His Dishonor, The Mayor
By: BillOReilly.com Staff Friday, December 26, 2014
Remember when Rudy Giuliani was dubbed "America's Mayor," a salute to his actions in the days and weeks following the attacks of 9/11? Well, New York City is now led by a man who is absolutely unworthy of that office.

That was made crystal clear last summer when Mayor Bill de Blasio convened a City Hall "discussion" about policing. On his immediate right that day was highly-respected Police Commissioner William Bratton. And on his left (literally, because it's hard to get to de Blasio's left ideologically) sat Al Sharpton. In other words, Mayor de Blasio gave equal billing to a man who had helped save thousands of lives and a racial arsonist.

Bill Bratton arrived in New York City in 1990 to take over the city's Transit Police. That same year, more than 2,200 people were murdered in the city, most of them young, black, and male. Last year there were 335 homicides, an astounding 85% drop from the bad old days. The decline was certainly not the work of one man, but Bratton - who ran the entire NYPD in the mid 90s - unquestionably played a big role.

Then there's Sharpton, who was compiling a vastly different resume in the early 90s, when he referred to "Socrates and them Greek homos" and called Jews "diamond merchants." Beginning with the Tawana Brawley hoax, his words sparked mayhem and implicitly led to deaths (Crown Heights, Freddie's Fashion Mart), although it was never Sharpton himself who twisted the knife or lit the match.

Back to City Hall this past summer. Referring to Mayor de Blasio's multi-racial son, Sharpton said this: "If Dante wasn't your son, he'd be a candidate for a chokehold." Did the mayor take offense when this racial agitator characterized New York cops as racists? No, de Blasio put his tail between his legs and meekly uttered, "I take Rev. Sharpton's admonition to heart." Following that disgusting display of kowtowing, Mayor de Blasio has since invoked Dante's name numerous times himself, always to imply that New York cops are the bad guys.

But of course, the anti-cop vitriol reached a crescendo this month when protesters shut down parts of New York after the grand jury ruling in the Eric Garner case. The mayor endorsed the protests and looked the other way when hundreds of marchers screamed the ugliest chant in recent memory: "What do we want? Dead cops! When do we want 'em? Now!"

As he finishes his first year in office, Mayor Bill de Blasio has never lifted a finger to defend his police department or its 34,000 men and women, whose morale has sunk even faster than the city's crime rate. Meanwhile, his "co-mayor" Al Sharpton has been leading protest marches against "police violence" and "police misconduct" and "police brutality." In Al's world, the police are always at fault.

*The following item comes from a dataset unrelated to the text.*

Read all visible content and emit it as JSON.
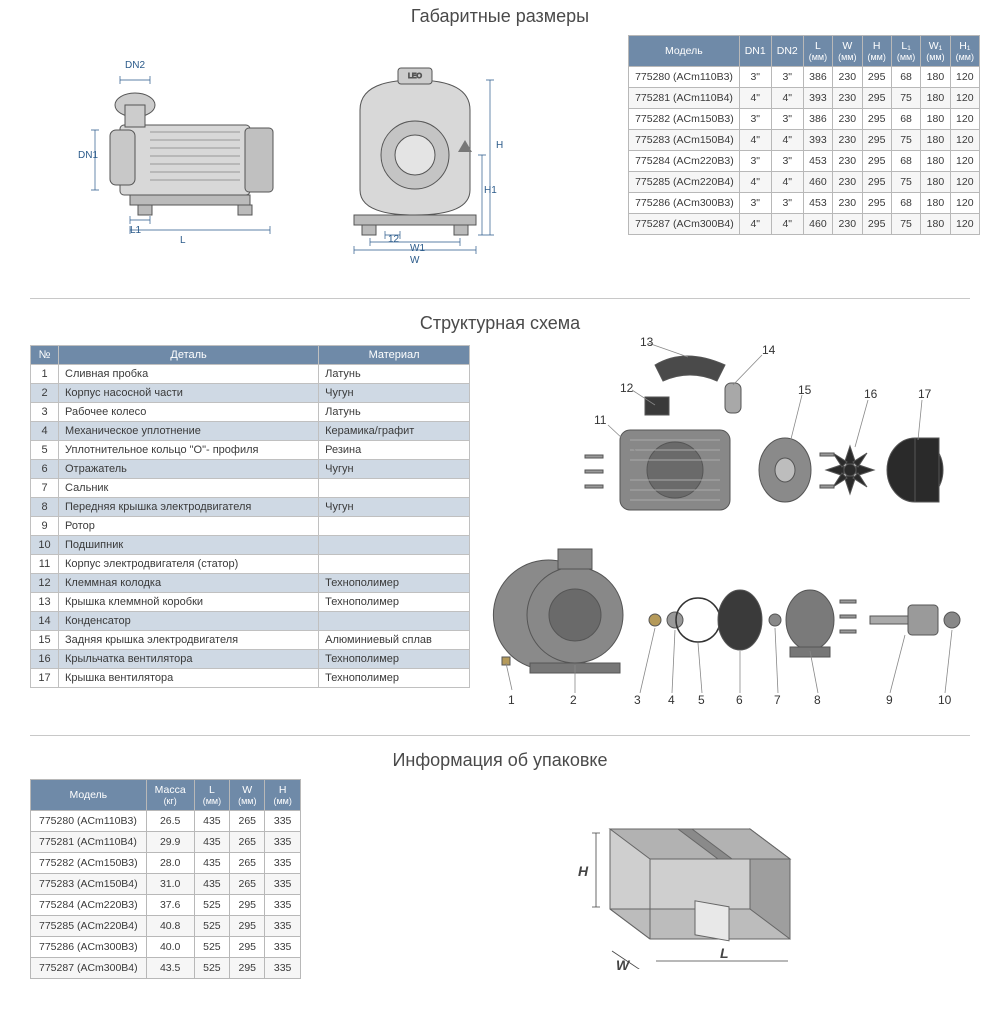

Despite all that, one thing should be clear: In last weekend's assassination of NYPD officers Wenjian Liu and Rafael Ramos, neither Al Sharpton nor Bill de Blasio has "blood on his hands." The guilty one is Ismaaiyl Brinsley, the 28-year-old psychopath who pulled the trigger. But with their incessant anti-police rhetoric, the mayor and his preacher may have encouraged a madman to pick up a gun and hunt down some cops.

There are many reasons Bill de Blasio should not be mayor of America's greatest city. He is a far-left, income-redistribution, pro-teacher union, eat-the-rich kind of guy. But all that takes a back seat to the fact that de Blasio has, literally and figuratively, embraced the despicable Al Sharpton. That alone makes him ineligible to lead the city and its police force.

Throughout his life the mayor has gone by various legal names - Warren Wilhelm, Jr. by birth, then Warren de Blasio-Wilhelm, and finally Bill de Blasio. Whichever name he prefers is of course up to him. But for the good of the city and its people, a prefix should be added: Former Mayor of New York City. Bill de Blasio, by any name, is a total disgrace. He should resign!